The “10th inning” figures are different than those for the first nine innings, as presented, but I don’t think including them impairs the presentation of the first nine. I don’t see it as a problem as much as additional information that doesn’t quite fit but wasn’t difficult to include.
I am glad to send anyone the worksheets I used for this, which contain the data from Retrosheet for every team from the 2014 season.
Working on a legislative application next: http://politics.blog.ajc.com/2015/03/03/religious-liberty-bill-passes-during-a-bathroom-break/.
A couple more notes on the Twins, since I singled them out above. First, I took another look at their total output for 2014 and was a little surprised to see that they were seventh-best in terms of runs scored per game (4.41). How did they finish twenty games out of first in the Central? Their defense blew. Only one team allowed more runs per game, only two allowed a worse opposing True Average, only four posted a worse FIP, and not one team was worse in the field in terms of Defensive Efficiency.
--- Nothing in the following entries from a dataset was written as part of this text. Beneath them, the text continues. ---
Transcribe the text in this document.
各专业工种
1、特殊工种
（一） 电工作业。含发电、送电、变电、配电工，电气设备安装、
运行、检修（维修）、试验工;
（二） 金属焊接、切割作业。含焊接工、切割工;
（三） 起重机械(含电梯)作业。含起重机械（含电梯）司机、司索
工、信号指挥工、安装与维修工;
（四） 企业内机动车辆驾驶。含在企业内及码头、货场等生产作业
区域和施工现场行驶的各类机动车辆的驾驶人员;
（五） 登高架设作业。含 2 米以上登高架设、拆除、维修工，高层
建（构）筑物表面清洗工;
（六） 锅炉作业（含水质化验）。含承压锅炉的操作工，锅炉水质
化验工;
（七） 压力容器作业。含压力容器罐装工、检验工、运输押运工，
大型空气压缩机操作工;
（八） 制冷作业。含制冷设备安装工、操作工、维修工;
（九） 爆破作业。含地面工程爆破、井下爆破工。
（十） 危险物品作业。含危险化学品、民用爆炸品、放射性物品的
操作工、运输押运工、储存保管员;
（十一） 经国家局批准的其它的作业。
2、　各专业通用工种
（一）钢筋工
Despite all that, there was a shining diamond in the rough roughage: starting pitcher Phil Hughes. Minnesota rode him hard: 209 2/3 innings pitched made for the busiest season of his career. During the course of his thirty-two starts, though, he only allowed sixteen walks! The only season in which he allowed fewer than sixteen walks was his second, in 2008, when he allowed fifteen walks . . . in thirty-four innings. He only bested his 1.13 WHIP once, when he allowed 1.12 in eighty-six innings in 2009. 2.68 FIP? Best of his career. According to the pitching component of WARP, only the two Cy-Young winners, Cory Kluber and Clayton Kershaw, had better seasons in 2014. Not bad, which is what the rest of the staff was.